Parmi les premiers, Simone et moi, es-qualité de philosophe pour elle et d’historiens pour l’un et l’autre, avons signé l’ « Appel  pour la VIe République ».

Pour nous le constat de la nécessité de sortir des cadres établis par la Constitution (maintes fois révisée d’ailleurs) de la Ve République, n’est en rien une nouveauté. Nous en avons toujours combattu les formes et les effets. Depuis 1958, mais surtout après la révision de 1962, établissant l’élection au suffrage universel du président de la République, et celle intervenue sous Chirac et Jospin, instituant le quinquennat et la simultanéité de l’élection présidentielle et des élections législatives, le régime présidentiel français est devenu une véritable machine de guerre de contre-révolution rampante, systématique et perverse. La Constitution de la Ve République, qui n’a eu pour but et pour fonction que de réduire à néant la volonté du peuple et toute hypothèse de changement autre que celui désiré par les classes dirigeantes, a institué un régime de quasi-monarchie temporaire, à la fois réactionnaire et omnipotent, incapable de réunir une forme quelconque de consensus national plus ou moins progressiste, suscitant un mouvement croissant d’abstention populaire aux élections autres que celle devant désigner le président. Les institutions de la Ve République, sorties initialement du règlement laborieux des crises de régime des années cinquante puis amendées au gré de conjonctures passagères, ont finalement enchaîné le destin de la France à une Europe structurée par les seuls intérêts des oligarchies socio-financières qui la dominent. Sous le commandement d’une caste de supposés « experts », « conservateurs », « libéraux » ou « socialistes », sortis du même moule, issus des mêmes systèmes de pensée et de formation, prêts à tout et en permanence, pour contourner, comme en 2005 et comme aujourd’hui sous le duo Hollande/Valls, la volonté explicite du peuple français. Un peuple qu’on essaie d’ailleurs en permanence de persuader qu’il vit dans une « démocratie représentative » alors qu’elle n’en est que la caricature souvent absurde.
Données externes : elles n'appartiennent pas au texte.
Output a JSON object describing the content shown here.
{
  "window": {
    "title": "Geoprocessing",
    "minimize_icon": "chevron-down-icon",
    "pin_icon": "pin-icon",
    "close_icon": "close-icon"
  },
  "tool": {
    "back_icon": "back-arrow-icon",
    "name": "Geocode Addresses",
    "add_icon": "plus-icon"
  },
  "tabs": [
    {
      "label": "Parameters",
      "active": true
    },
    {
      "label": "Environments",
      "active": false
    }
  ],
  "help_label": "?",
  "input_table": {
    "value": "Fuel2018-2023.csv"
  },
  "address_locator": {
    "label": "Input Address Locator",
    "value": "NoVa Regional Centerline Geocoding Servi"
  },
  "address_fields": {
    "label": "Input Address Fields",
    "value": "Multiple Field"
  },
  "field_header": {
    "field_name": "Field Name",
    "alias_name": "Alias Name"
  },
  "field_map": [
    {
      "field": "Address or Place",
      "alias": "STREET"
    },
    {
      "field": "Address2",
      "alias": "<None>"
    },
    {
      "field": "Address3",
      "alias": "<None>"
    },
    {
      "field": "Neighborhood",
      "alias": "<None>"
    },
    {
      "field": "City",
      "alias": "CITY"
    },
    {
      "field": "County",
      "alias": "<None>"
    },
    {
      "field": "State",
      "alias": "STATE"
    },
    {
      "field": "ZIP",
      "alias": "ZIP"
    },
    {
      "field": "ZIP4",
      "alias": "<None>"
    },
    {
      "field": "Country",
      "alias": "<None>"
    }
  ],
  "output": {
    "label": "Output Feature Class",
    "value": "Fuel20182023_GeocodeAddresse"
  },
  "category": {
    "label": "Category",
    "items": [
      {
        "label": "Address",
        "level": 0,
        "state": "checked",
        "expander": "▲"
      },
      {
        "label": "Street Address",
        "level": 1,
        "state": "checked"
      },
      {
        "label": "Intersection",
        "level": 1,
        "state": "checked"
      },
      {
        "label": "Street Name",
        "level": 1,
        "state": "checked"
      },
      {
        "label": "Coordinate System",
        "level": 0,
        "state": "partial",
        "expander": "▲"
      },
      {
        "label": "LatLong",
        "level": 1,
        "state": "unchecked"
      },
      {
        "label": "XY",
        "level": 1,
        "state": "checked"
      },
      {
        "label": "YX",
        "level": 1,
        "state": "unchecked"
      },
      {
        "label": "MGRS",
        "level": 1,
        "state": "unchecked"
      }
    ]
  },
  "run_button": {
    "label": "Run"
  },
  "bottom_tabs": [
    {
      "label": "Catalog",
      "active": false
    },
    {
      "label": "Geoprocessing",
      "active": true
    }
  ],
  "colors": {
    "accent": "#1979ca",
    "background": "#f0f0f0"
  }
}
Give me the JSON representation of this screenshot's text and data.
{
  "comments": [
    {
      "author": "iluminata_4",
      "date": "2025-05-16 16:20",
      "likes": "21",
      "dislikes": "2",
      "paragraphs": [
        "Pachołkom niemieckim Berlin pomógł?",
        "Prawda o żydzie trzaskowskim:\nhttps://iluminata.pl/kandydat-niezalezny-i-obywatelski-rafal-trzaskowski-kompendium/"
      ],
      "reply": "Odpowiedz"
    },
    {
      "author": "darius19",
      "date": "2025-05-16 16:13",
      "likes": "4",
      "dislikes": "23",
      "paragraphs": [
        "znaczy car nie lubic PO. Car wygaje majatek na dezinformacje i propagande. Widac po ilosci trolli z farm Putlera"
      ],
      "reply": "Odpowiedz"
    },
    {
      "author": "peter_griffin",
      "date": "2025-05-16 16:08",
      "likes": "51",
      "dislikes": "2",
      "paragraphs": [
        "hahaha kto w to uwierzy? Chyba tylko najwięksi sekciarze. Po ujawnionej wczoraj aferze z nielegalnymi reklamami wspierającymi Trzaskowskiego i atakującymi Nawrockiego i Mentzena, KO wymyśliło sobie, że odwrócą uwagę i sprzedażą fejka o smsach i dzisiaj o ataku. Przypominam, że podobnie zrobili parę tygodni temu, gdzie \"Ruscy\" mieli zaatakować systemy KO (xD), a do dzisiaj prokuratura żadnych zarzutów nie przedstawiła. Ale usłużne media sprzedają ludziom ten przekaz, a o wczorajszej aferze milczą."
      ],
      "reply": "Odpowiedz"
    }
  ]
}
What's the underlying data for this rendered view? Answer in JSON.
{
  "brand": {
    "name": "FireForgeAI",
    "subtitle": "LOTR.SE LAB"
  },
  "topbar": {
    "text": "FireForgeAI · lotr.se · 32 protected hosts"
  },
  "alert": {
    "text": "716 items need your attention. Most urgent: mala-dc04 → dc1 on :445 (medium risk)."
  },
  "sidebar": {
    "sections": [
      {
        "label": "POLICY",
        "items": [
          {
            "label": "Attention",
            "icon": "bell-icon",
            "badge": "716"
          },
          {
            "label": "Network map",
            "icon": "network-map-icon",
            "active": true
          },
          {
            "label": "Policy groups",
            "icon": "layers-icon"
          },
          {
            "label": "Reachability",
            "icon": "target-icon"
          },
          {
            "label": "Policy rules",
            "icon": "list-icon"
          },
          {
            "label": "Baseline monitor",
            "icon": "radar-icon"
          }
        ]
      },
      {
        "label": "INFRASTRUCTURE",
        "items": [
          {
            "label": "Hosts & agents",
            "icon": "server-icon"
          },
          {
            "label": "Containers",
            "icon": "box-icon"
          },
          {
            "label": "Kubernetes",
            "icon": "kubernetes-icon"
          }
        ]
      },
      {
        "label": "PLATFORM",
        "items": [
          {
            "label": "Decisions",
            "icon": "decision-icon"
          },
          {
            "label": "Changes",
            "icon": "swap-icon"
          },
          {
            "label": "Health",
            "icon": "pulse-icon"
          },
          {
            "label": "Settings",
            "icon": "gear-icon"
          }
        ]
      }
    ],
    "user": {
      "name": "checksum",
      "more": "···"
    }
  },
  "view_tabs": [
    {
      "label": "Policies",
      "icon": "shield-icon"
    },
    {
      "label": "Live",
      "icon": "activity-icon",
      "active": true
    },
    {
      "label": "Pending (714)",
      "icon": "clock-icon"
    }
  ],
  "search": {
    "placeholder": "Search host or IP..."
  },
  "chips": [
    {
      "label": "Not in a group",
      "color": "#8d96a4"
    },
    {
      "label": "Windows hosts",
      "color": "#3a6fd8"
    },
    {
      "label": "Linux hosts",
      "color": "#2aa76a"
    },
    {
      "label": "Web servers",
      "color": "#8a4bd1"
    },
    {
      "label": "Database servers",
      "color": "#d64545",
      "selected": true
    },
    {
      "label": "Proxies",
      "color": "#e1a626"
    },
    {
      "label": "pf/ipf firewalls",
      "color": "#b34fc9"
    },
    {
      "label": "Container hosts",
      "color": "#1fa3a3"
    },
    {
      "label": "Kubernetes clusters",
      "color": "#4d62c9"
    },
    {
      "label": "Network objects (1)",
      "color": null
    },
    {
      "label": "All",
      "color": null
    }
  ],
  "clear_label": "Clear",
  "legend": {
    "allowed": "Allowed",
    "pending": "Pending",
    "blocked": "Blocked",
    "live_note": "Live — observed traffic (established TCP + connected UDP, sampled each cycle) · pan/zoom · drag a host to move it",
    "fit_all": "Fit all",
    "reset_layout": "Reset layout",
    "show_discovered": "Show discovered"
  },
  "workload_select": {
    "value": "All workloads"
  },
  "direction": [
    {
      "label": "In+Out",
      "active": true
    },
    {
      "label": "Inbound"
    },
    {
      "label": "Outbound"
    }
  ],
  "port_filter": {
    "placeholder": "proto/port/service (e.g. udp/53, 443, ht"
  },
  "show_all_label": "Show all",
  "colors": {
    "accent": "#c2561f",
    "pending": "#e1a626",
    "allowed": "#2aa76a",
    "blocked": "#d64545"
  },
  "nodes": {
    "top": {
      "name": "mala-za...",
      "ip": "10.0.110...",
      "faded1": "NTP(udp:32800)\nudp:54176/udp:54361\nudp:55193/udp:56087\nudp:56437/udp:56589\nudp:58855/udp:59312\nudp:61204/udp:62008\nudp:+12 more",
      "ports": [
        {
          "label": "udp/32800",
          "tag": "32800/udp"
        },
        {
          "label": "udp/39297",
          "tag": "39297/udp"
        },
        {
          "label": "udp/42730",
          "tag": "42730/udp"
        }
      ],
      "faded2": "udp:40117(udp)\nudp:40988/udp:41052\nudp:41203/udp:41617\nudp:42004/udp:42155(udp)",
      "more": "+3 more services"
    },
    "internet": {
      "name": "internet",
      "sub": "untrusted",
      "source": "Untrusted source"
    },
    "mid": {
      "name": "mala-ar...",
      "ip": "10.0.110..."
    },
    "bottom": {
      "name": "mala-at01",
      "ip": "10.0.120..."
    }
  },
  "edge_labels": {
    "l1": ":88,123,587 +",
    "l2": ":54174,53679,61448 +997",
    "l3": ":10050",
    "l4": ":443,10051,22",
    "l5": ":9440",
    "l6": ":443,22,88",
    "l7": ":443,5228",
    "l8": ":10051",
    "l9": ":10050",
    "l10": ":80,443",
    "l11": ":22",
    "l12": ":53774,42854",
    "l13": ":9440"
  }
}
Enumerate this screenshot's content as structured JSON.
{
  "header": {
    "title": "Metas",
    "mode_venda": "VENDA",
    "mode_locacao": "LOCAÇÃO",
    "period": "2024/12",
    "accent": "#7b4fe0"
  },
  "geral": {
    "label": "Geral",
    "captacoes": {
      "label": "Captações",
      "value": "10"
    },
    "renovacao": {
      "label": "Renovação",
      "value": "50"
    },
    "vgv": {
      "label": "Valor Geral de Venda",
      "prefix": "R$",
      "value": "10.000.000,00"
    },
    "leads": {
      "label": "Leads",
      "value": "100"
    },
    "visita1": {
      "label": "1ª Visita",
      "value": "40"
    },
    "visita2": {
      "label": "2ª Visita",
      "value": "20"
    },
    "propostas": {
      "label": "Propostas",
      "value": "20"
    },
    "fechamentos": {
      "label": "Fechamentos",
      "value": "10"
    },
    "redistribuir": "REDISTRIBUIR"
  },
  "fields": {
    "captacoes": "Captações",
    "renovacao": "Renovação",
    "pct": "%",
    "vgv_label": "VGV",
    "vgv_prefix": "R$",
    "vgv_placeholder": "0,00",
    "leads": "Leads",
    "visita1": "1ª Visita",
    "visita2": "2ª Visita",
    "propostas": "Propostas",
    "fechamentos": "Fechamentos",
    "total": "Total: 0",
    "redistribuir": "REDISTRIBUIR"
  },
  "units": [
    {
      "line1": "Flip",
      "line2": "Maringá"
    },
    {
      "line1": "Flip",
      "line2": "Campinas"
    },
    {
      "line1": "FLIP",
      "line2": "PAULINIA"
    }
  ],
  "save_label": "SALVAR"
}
Certes, nous savons par la théorie comme par les leçons de l’expérience historique que le système de représentation politique ne se confond jamais avec le système social qui le sous-tend et en détermine en dernière instance l’évolution. Mais nous ne pouvons ignorer non plus que les formes données à la vie politique contribuent lourdement à en orienter le sens profond en pesant sur le mouvement des rapports de forces sociaux, sur l’imaginaire collectif, l’évolution des consciences et des comportements en obscurcissant la réalité des enjeux et la clarté des données.

Il faut donc lutter sans relâche pour abattre cette Ve République en en appelant au peuple même, en qui repose la seule souveraineté.

Il se trouve que dans l’histoire contemporaine agitée de notre pays depuis deux siècles et deux décennies, chaque crise de régime a donné naissance à une « révolution » ou à un changement de système institutionnel : 1789, 1792, 1814-15, 1830, 1848, 1870, 1944, 1958 ! Nous savons évidemment que dans l’histoire, jamais une habitude ne se prend véritablement, mais nous savons aussi, parce que telle fut l’expérience vécue du peuple français, que des changements radicaux dans la forme politique entraînent des modifications fortes dans les rapports sociaux, lesquels ouvrent des possibilités considérables de transformation de l’ordre dominant : la fin des privilèges légaux de naissance (1789), la reconnaissance du « droit à l’existence » (1793), le « droit au travail » (1848), l’effectivité du droit de « coalition » et de grève, le droit syndical ( après 1870), les législations du « sécurisme social » (1944-46), la décolonisation, les grandes réformes dites « sociétales » après le mouvement de mai 1968.

Imposer qu’en France puisse se réunir une Assemblée populaire constituante instituant la VIe République créerait un événement de portée mondiale, ouvrirait la voie à un processus de grande importance internationale, notamment en Europe mais aussi au-delà. En dégageant l’espace d’un avenir prometteur pour notre pays, cette « bonne nouvelle » préparerait évidemment une nouvelle étape dans la construction d’une France plus émancipée, généreuse et plus ouverte au monde, créatrice et féconde, mais délivrerait surtout un message universaliste qui ébranlerait dictatures et systèmes de pouvoirs oligarchiques, rassemblements d’aigrefins qui gouvernent « légalement » derrière le paravent de régimes dits « représentatifs », États de fait sanguinaires et pouvoirs maffieux presque toujours camouflés sous le couvert de prétendues « religions » ou « traditions », etc.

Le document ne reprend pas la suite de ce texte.